Phase selection and texturing in molybdenum oxide films grown by reactive magnetron sputtering

TL;DR

This study demonstrates how oxygen flow ratio during reactive magnetron sputtering influences phase selection, grain size, and texture in molybdenum oxide films, enabling targeted synthesis of specific phases with controlled microstructure.

Contribution

It reveals the critical role of oxygen flow ratio in controlling phase, grain size, and orientation in molybdenum oxide films, providing a framework for tailored synthesis.

Findings

Oxygen flow ratio determines phase selection between MoO2 and MoO3.

High fO2 promotes large grains with specific texture.

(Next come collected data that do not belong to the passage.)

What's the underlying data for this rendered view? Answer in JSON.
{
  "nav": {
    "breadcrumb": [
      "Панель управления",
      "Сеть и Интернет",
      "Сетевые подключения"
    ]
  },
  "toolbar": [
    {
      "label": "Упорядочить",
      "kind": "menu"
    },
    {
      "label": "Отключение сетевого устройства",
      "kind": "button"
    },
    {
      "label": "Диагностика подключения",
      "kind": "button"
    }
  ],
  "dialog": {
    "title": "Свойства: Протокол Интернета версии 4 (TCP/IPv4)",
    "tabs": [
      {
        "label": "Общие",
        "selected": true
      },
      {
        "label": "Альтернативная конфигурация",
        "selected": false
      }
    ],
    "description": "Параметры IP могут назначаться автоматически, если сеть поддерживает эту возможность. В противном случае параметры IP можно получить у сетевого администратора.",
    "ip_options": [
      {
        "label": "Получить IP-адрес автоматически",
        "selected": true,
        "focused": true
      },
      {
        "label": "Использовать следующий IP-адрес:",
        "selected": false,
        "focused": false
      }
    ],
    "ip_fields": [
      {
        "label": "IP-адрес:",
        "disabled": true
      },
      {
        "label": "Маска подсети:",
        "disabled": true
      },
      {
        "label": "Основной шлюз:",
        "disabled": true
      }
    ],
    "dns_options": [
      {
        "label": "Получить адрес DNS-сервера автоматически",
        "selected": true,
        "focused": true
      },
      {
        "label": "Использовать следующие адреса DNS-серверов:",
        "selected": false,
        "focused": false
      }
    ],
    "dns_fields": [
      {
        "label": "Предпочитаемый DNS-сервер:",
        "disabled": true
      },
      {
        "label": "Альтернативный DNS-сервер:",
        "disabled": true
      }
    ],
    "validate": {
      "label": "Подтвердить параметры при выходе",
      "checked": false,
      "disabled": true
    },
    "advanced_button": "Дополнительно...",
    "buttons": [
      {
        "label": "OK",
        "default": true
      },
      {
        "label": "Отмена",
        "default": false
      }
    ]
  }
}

Exclusive phase formation occurs within defined fO2 windows.

Abstract

Molybdenum oxide films offer a rich variety of properties for diverse applications, but exclusive synthesis of desired phases is a major challenge. Here, we demonstrate that oxygen flow ratio fO2 = [O2]/[Ar+O2] is crucial not only for phase selection of non-layered monoclinic MoO2 and layered orthorhombic alpha-MoO3 but also for controlling grain size and preferred orientation. Both mica and sapphire support exclusive MoO2 formation in the 0.15 < fO2 < 0.25 window at deposition temperatures Tdep = 400 and 500 degree C and alpha-MoO3 formation in the 0.35 < fO2 < 0.5 window at 400 degree C. Within fO2 windows favoring exclusive phase formation, high fO2 fosters large grains with out-of-plane 0k0 texture, except for MoO2 films on c-sapphire that show no systematic trends. These findings provide a framework for rational synthesis of phase-pure monoclinic MoO2 and orthorhombic MoO3 with control over texture and microstructure to access desired properties.